Last modified: 2014-05-27 22:21:17 UTC
An IP can be checked for inclusion in a CIDR block via bitwise operations. The current general purpose solution provided by IP::isInRange() does not take this potential optimization into account.
This is probably premature optimization (as silly as the code is). That said, I'd like to see toUnsigned() removed, it's usage in the class is roundabout and overly complex (hurting readability).
(In reply to comment #1) > This is probably premature optimization (as silly as the code is). That said, > I'd like to see toUnsigned() removed, it's usage in the class is roundabout > and > overly complex (hurting readability). Really? Repeated calls resulted in a large jump in cluster CPU usage...
(In reply to comment #2) > (In reply to comment #1) > > This is probably premature optimization (as silly as the code is). That said, > > I'd like to see toUnsigned() removed, it's usage in the class is roundabout > > and > > overly complex (hurting readability). > > Really? Repeated calls resulted in a large jump in cluster CPU usage... Where is the graph? I guess if you call something enough times...
That would be http://ganglia.wikimedia.org/latest/graph.php?r=day&z=xlarge&c=Application+servers+eqiad&m=cpu_report&s=by+name&mc=2&g=cpu_report (ephemeral), I left some notes about it on 52829.

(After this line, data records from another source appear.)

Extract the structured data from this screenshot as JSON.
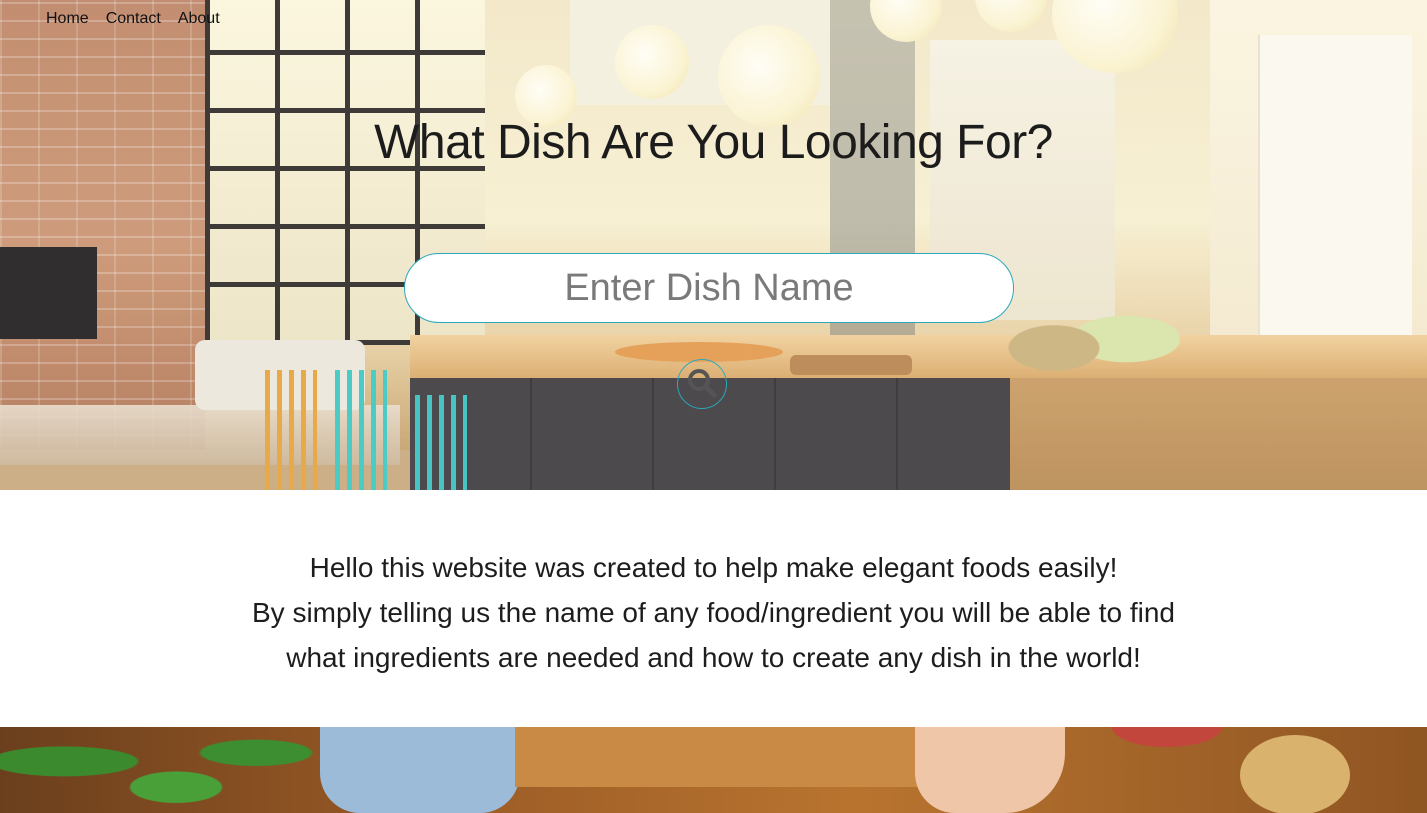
{
  "nav": {
    "items": [
      {
        "label": "Home"
      },
      {
        "label": "Contact"
      },
      {
        "label": "About"
      }
    ]
  },
  "hero": {
    "title": "What Dish Are You Looking For?",
    "search": {
      "placeholder": "Enter Dish Name",
      "value": "",
      "button_icon": "search-icon"
    }
  },
  "intro": {
    "lines": [
      "Hello this website was created to help make elegant foods easily!",
      "By simply telling us the name of any food/ingredient you will be able to find",
      "what ingredients are needed and how to create any dish in the world!"
    ]
  },
  "colors": {
    "accent": "#2aa8bd",
    "text": "#1c1c1c"
  }
}
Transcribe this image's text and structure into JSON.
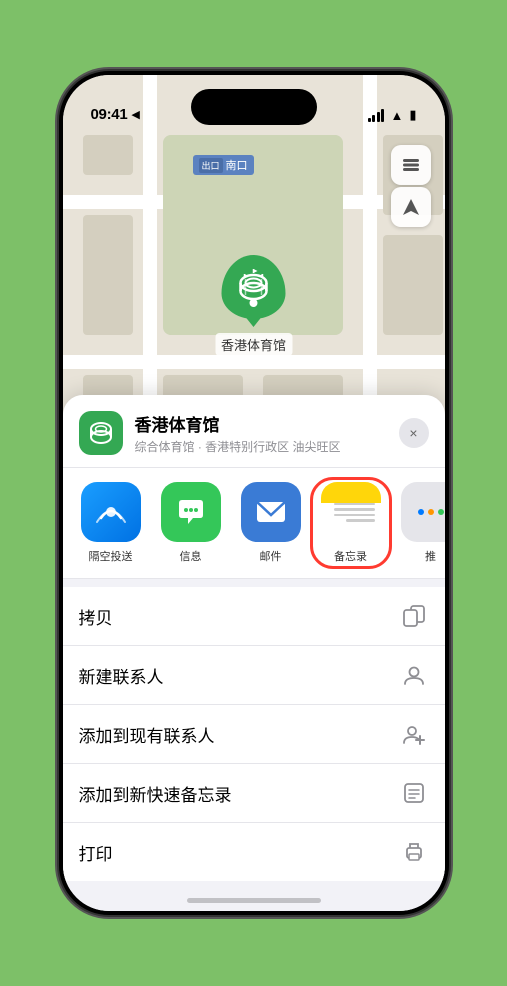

(In reply to comment #3) > (In reply to comment #2) > > Really? Repeated calls resulted in a large jump in cluster CPU usage... > > Where is the graph? I guess if you call something enough times... This was almost definitely a case of "calling something enough times". When I made the patch for 52829 I didn't fully comprehend the size of the WMF $wgSquidServersNoPurge list and the expected number of times it would be traversed in the course of a normal request. I have a hunch that if the configuration had been converted to the 10-15 CIDR ranges that should be able to cover the production cache clusters at the same time that the change enabling CIDR usage was rolled out we wouldn't be bothering to look at this. The follow on patches that have been made for 52829 should help greatly, but there will still be a performance hit for sites configured with a large number of $wgSquidServersNoPurge entries. If the large list is primarily/entirely single IPv4/IPv6 addresses the cost should be constrained to a list traversal with a single strpos() call per entry.
Brandon tried again to use the CIDR ranges in I5a2d86ef060b5b95412dbf42f8f955f3834aad8e, but this resulted in CPU utilization on the API servers jumping from ~50% to ~90%. It was reverted promptly.
Change 131758 had a related patch set uploaded by MaxSem: Speed up CIDR matching from $wgSquidServersNoPurge https://gerrit.wikimedia.org/r/131758
Brandon Black implemented a highly optimized CIDR matching engine in Ia3b12fb90c3e7e492374a128943b014481cc2730.